I was in Moncton in 2006 and I asked a colleague who was a local where to eat breakfast. “Tim Hortons is good,” he said.
I’ve heard that Moncton contains more Tim Hortons per capita than any other city in Canada (and I doubt it would be wrong to say, by extension, the world), so I take it his was not a minority opinion.
That exchange came to mind this morning, when a link came through my Twitter feed to this article about Marilyn Hagerty of Grand Forks, North Dakota, who gained a measure of fame — totally in keeping with our weird times — for writing a review for the local paper of the Olive Garden.
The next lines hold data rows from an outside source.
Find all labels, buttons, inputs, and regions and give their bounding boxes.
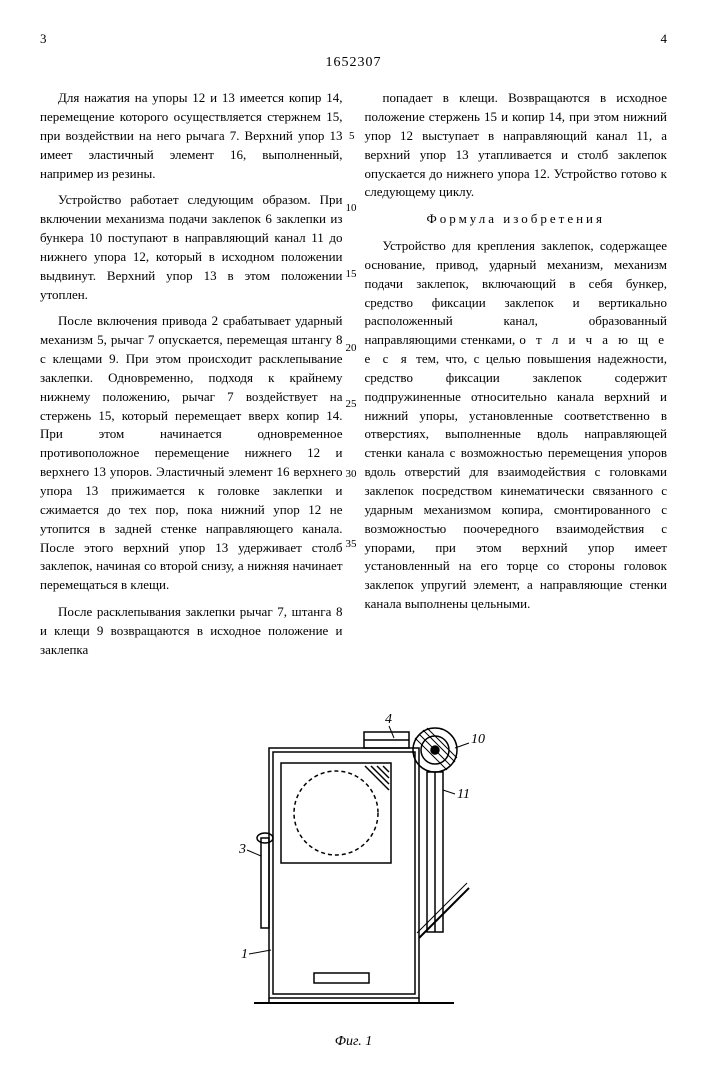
line-number: 25: [346, 397, 357, 413]
paragraph: попадает в клещи. Возвращаются в исходно…: [365, 89, 668, 202]
page-number-right: 4: [661, 30, 668, 49]
figure-drawing: 4 10 11 3 1: [199, 688, 509, 1028]
line-number: 20: [346, 341, 357, 357]
paragraph: Устройство работает следующим образом. П…: [40, 191, 343, 304]
text-run: тем, что, с целью повышения надежности, …: [365, 351, 668, 611]
figure-label-11: 11: [457, 787, 470, 802]
right-column: попадает в клещи. Возвращаются в исходно…: [365, 89, 668, 614]
paragraph: После включения привода 2 срабатывает уд…: [40, 312, 343, 595]
text-run: Устройство для крепления заклепок, содер…: [365, 238, 668, 347]
figure-label-3: 3: [238, 842, 246, 857]
paragraph: Устройство для крепления заклепок, содер…: [365, 237, 668, 614]
figure-label-1: 1: [241, 947, 248, 962]
line-number: 35: [346, 537, 357, 553]
figure-label-10: 10: [471, 732, 485, 747]
page-number-left: 3: [40, 30, 47, 49]
figure-1: 4 10 11 3 1 Фиг. 1: [40, 688, 667, 1052]
paragraph: После расклепывания заклепки рычаг 7, шт…: [40, 603, 343, 660]
formula-title: Формула изобретения: [365, 210, 668, 229]
paragraph: Для нажатия на упоры 12 и 13 имеется коп…: [40, 89, 343, 183]
figure-label-4: 4: [385, 712, 392, 727]
line-number: 15: [346, 267, 357, 283]
figure-caption: Фиг. 1: [40, 1032, 667, 1052]
line-number: 5: [349, 129, 355, 145]
line-number: 30: [346, 467, 357, 483]
left-column: Для нажатия на упоры 12 и 13 имеется коп…: [40, 89, 343, 659]
line-number: 10: [346, 201, 357, 217]
patent-number: 1652307: [40, 53, 667, 73]
text-columns: 5 10 15 20 25 30 35 Для нажатия на упоры…: [40, 89, 667, 667]
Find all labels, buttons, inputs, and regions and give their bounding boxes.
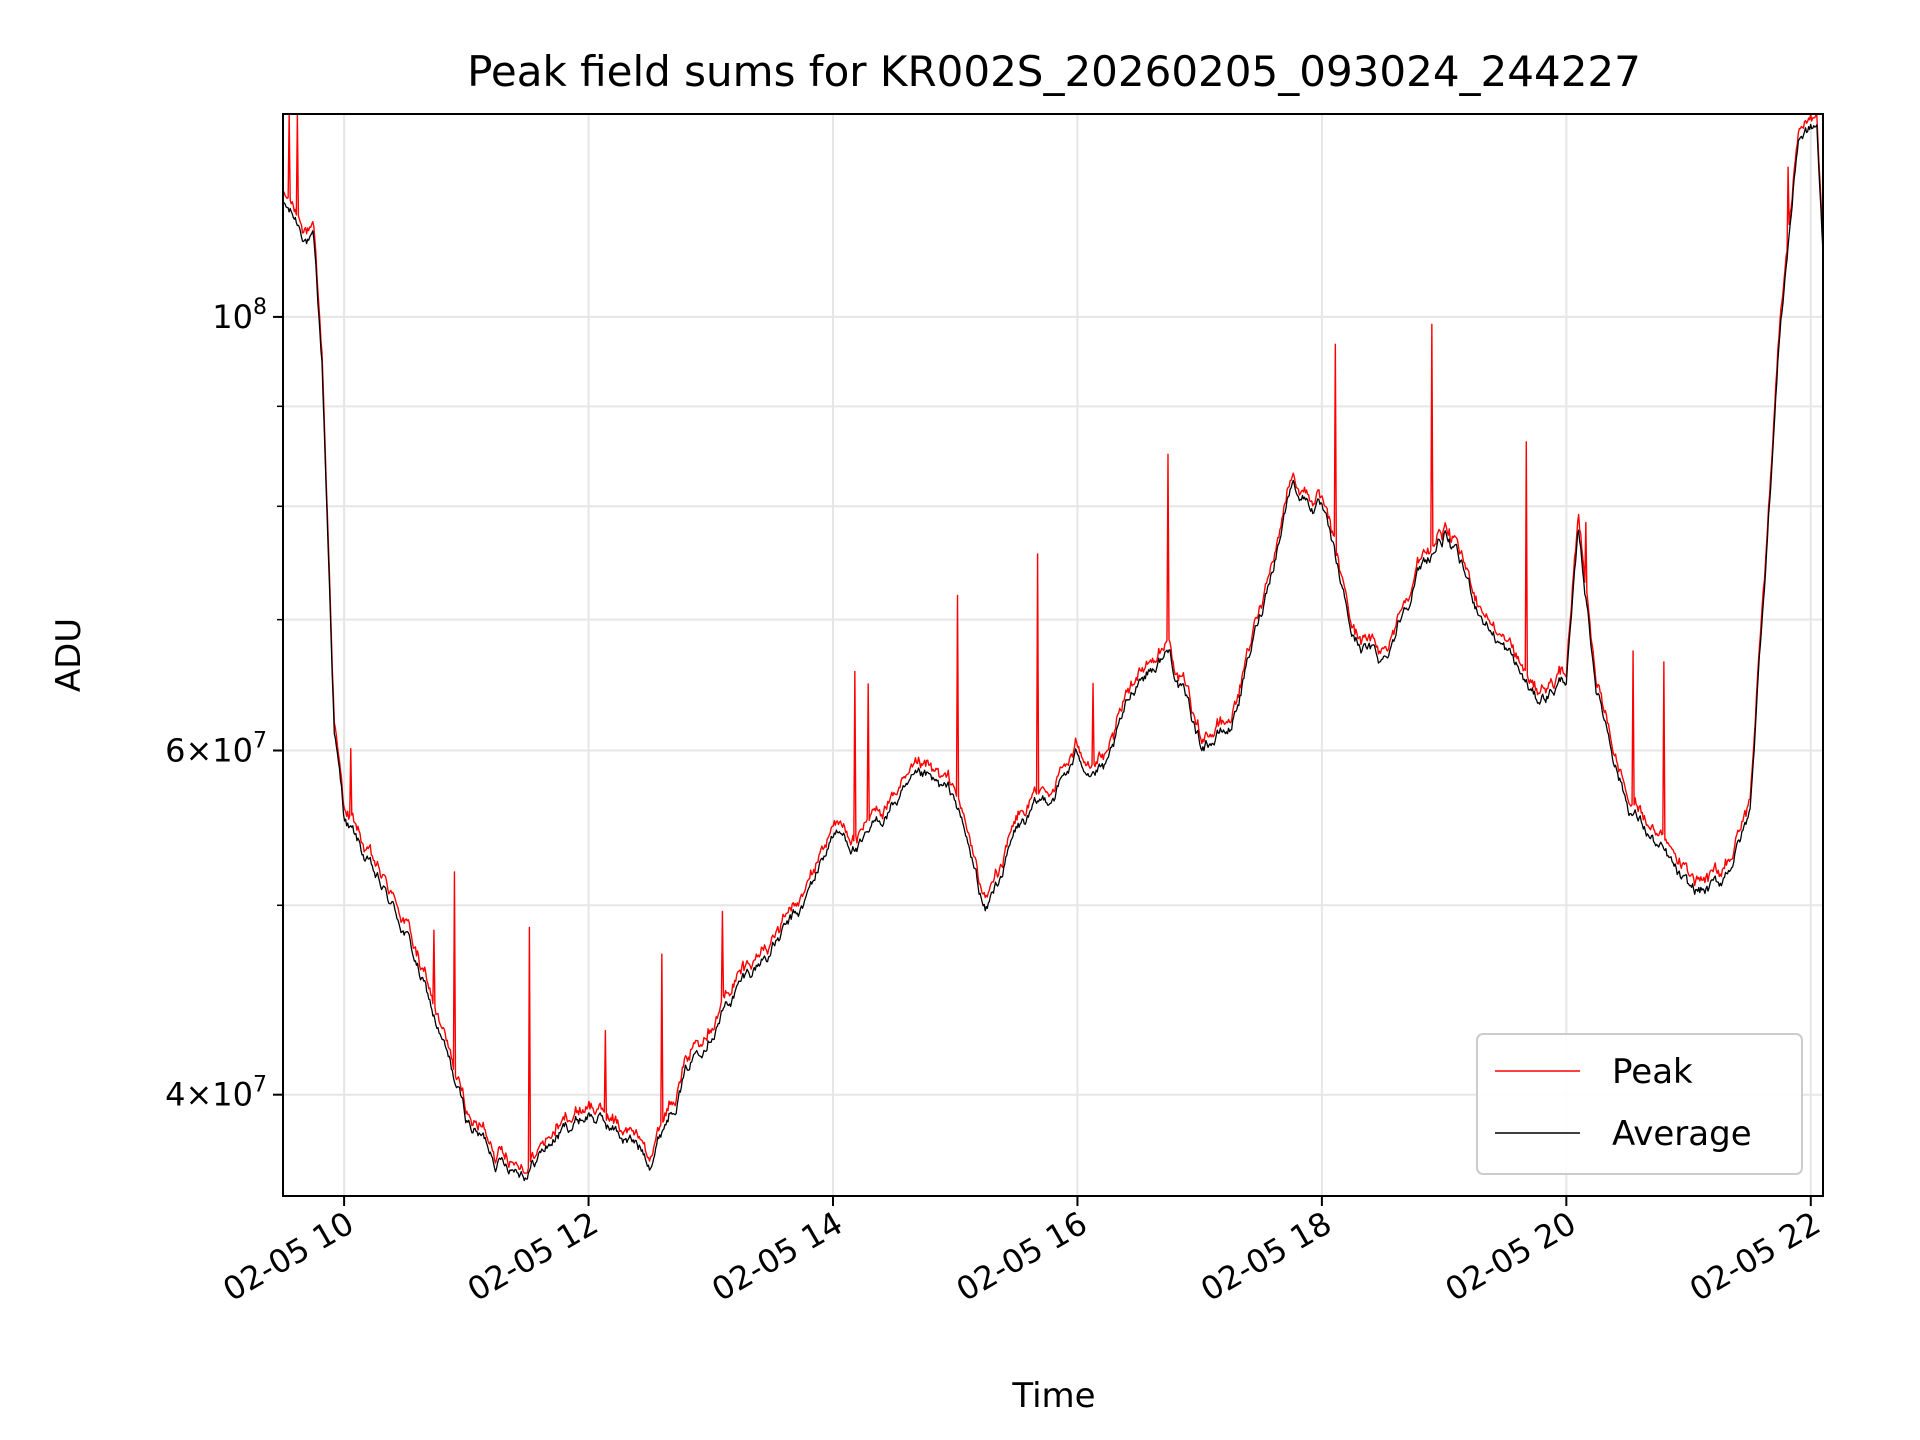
plot-frame xyxy=(282,113,1824,1197)
series-average-line xyxy=(282,123,1824,1182)
y-tick-label: 6×107 xyxy=(165,729,267,770)
chart-title: Peak field sums for KR002S_20260205_0930… xyxy=(467,47,1641,96)
legend: Peak Average xyxy=(1476,1033,1803,1175)
grid xyxy=(283,114,1823,1196)
y-axis-label: ADU xyxy=(49,618,89,692)
y-tick-label: 108 xyxy=(212,295,267,336)
series-layer xyxy=(282,113,1824,1182)
y-axis: 4×107 6×107 108 xyxy=(165,295,283,1114)
legend-peak-label: Peak xyxy=(1612,1052,1693,1092)
x-axis-label: Time xyxy=(1011,1376,1095,1416)
legend-box xyxy=(1476,1033,1803,1175)
legend-average-label: Average xyxy=(1612,1114,1752,1154)
y-tick-label: 4×107 xyxy=(165,1073,267,1114)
An unironic and positive review.
Like most of us, Anthony Bourdain, who died yesterday, laughed at it — at first.
But he gave it further thought and concluded that there’s a whole country out there that “too few of us from the coasts” have seen. Metropolitan sophisticates, supposedly educated and experienced and aware.
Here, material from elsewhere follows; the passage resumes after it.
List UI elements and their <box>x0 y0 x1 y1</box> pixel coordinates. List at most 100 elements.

And maybe they’re insecure, or embarrassed because that world is where they came from. Having spent so much energy trying to get out of it, they’re still not confident enough to eat in a restaurant unless a city magazine like New York or Toronto Life tells them it’s OK to.
Bourdain ended up editing a collection of Hagerty’s columns (and Grand Forks has to be one of the most inspired titles ever) and writing the foreword. And as he pointed out, there was a time when the unpretentious, unassuming places she wrote about used to be found in our “great” cities as well.
But gentrification and snobbery have combined to squeeze the clubhouse sandwiches on toasted Wonder bread and the cheap (and gloriously greasy) breakfast specials (Two Eggs — ANY Style!) out of existence.
And then you wake up one morning and you find that even the dive bar where you spent too many hours in your early twenties has got rid of the dodgy hot dogs and popcorn (and the watered-down draft in eight-ounce glasses that you’d order two at a time) is advertising that the chicken wings are “sous vide.”
(At least they still have quarts of Labatt 50. And if you order one, you get change back from your $20 bill.)
Here’s an interesting quote from an interview with Anderson Cooper to promote his series Parts Unknown: “People are telling you a story when they give you food. And if you don’t accept the food … you’re rejecting the people.” Which I find in keeping with his defence of Marilyn Hagerty. There was something dehumanizing in the snark about her review.
Bear in mind, I don’t believe for a moment he was defending the Olive Garden — he once told Conan O’Brien that the saddest meal he ever had was a cold hamburger at a Johnny Rockets at some airport. (But in the same clip, he admitted a weakness for KFC macaroni and cheese. So you never know.)
So here’s to being a food democrat, and getting over whatever bullshit causes us to be food or drink snobs. I embrace the notion that one of the best glasses of beer I ever had was a PBR served in a go-cup that I sipped on as I wandered Algiers Point on a 90/90 day (90 degrees Fahrenheit, 90 percent humidity).
And to bring this back to Moncton, I never did have breakfast at Tims. I probably should have. Because instead, I ended up eating in the hotel restaurant, where I was alone, paid way too much, and quite likely, less effort went into the preparation of my breakfast than if I’d hit a crowded Tim Hortons a few blocks down the street. (There’s always one a few blocks down the street.)
My decision didn’t leave me in a three-day depression, as Johnny Rockets did to Bourdain, but neither was it the “good” kind of bad decision, where you’re out at two in the morning and you grab some comfort food as a nightcap. I dig those the most.
On the last day of my Moncton stay, the Tim Hortons–recommending colleague took me on a tour of his part of town, including the home he’d built, on a lot purchased in the ’60s and subdivided so that his daughters and their families would be able to build homes. Then, on the way to the airport, we stopped for lunch. At St-Hubert. It’s a meal and a day I’ll never forget.
A friend had told me his story, including his food. What could be better than that?